California’s Lower-Emission School Bus Program (LESBP) is a grant program that provides funds to purchase new buses to replace old, high-emitting public school buses, and to equip in-use diesel school buses with retrofit devices that significantly reduce toxic particulate matter emissions.


The primary goal of the Lower-Emission School Bus Program is to reduce schoolchildren’s exposure to both cancer-causing and smog-forming pollution. The program does not impose any regulatory requirements on school districts and their participation in the program is voluntary.

Currently, the LESBP allows for replacement of 1993 and older model year buses. The California Air Resources Board (CARB) has now determined that AB 923 funds—a source of school bus purchasing funds—can be used to replace school buses with a model year that is a minimum of 20 years old.

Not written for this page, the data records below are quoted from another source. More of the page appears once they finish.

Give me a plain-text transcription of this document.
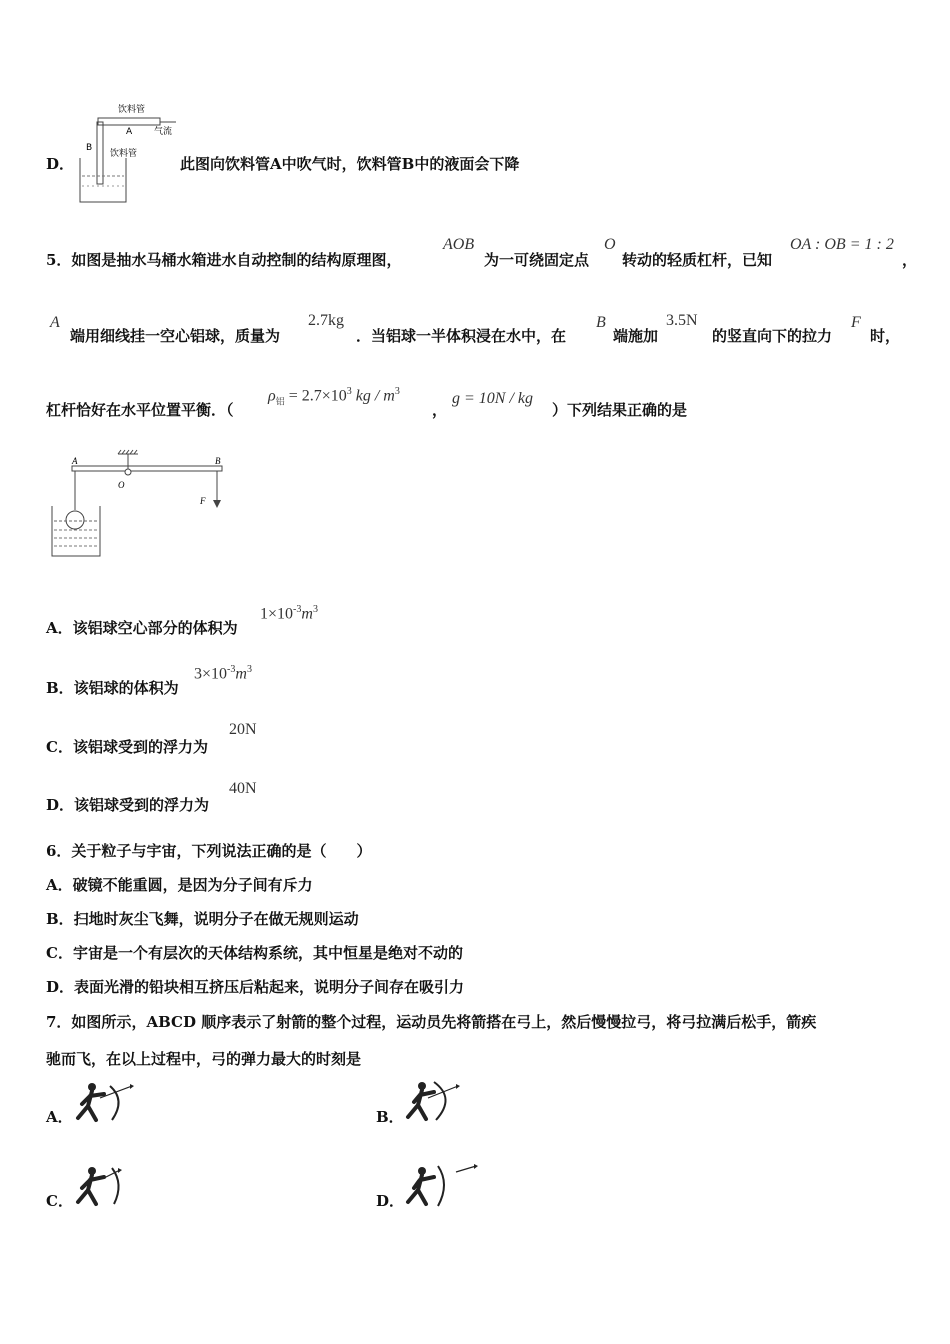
D．
饮料管
A 气流
B
饮料管
此图向饮料管A中吹气时，饮料管B中的液面会下降
5．如图是抽水马桶水箱进水自动控制的结构原理图，
AOB
为一可绕固定点
O
转动的轻质杠杆，已知
OA : OB = 1 : 2
，
A
端用细线挂一空心铝球，质量为
2.7kg
．当铝球一半体积浸在水中，在
B
端施加
3.5N
的竖直向下的拉力
F
时，
杠杆恰好在水平位置平衡．（
$\rho_铝 = 2.7\times 10^3$ kg / $m^3$
，
g = 10N / kg
）下列结果正确的是
A	B
O
F
A．该铝球空心部分的体积为
$1\times 10^{-3}m^3$
B．该铝球的体积为
$3\times 10^{-3}m^3$
C．该铝球受到的浮力为
20N
D．该铝球受到的浮力为
40N
6．关于粒子与宇宙，下列说法正确的是（　　）
A．破镜不能重圆，是因为分子间有斥力
B．扫地时灰尘飞舞，说明分子在做无规则运动
C．宇宙是一个有层次的天体结构系统，其中恒星是绝对不动的
D．表面光滑的铅块相互挤压后粘起来，说明分子间存在吸引力
7．如图所示，ABCD 顺序表示了射箭的整个过程，运动员先将箭搭在弓上，然后慢慢拉弓，将弓拉满后松手，箭疾
驰而飞，在以上过程中，弓的弹力最大的时刻是
A．	B．
C．	D．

The majority of 1993 and older model year school buses in California have been replaced. CARB says that California school bus data, compiled from multiple sources, indicates that out of approximately 25,000 school buses in California, approximately 2,000 school buses are registered as 1993 and older model year school buses—about 8% of the State school bus population.

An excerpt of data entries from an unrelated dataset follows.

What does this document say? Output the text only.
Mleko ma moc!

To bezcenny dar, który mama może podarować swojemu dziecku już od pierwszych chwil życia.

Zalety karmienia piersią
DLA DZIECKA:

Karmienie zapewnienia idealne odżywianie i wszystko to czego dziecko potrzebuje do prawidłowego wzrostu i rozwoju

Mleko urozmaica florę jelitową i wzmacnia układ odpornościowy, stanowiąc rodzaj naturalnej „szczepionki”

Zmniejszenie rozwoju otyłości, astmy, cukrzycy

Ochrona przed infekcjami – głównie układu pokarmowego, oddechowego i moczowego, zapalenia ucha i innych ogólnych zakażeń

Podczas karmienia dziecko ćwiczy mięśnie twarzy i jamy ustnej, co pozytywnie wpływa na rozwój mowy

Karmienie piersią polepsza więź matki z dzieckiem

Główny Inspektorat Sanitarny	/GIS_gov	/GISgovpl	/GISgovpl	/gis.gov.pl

Multiple air districts have requested that CARB adjust the eligible school bus model year under the LESBP because those air districts no longer have eligible 1993 and older model year buses in their districts to replace. In order to enable air districts to continue to turn over the older school buses operating in California and allow flexibility in which buses are replaced, CARB has expanded school bus eligibility as follows:

  • Increase model year eligibility to include buses that are a minimum of 20 years old or older;

  • Allow buses with a model year that is 20 years old or older that have been repowered with newer engines to be replaced; and

  • Give air districts discretion in determining the order in which buses are replaced. The oldest buses do not need to be funded for replacement first but districts are encouraged to replace school buses that have the greatest air quality impact.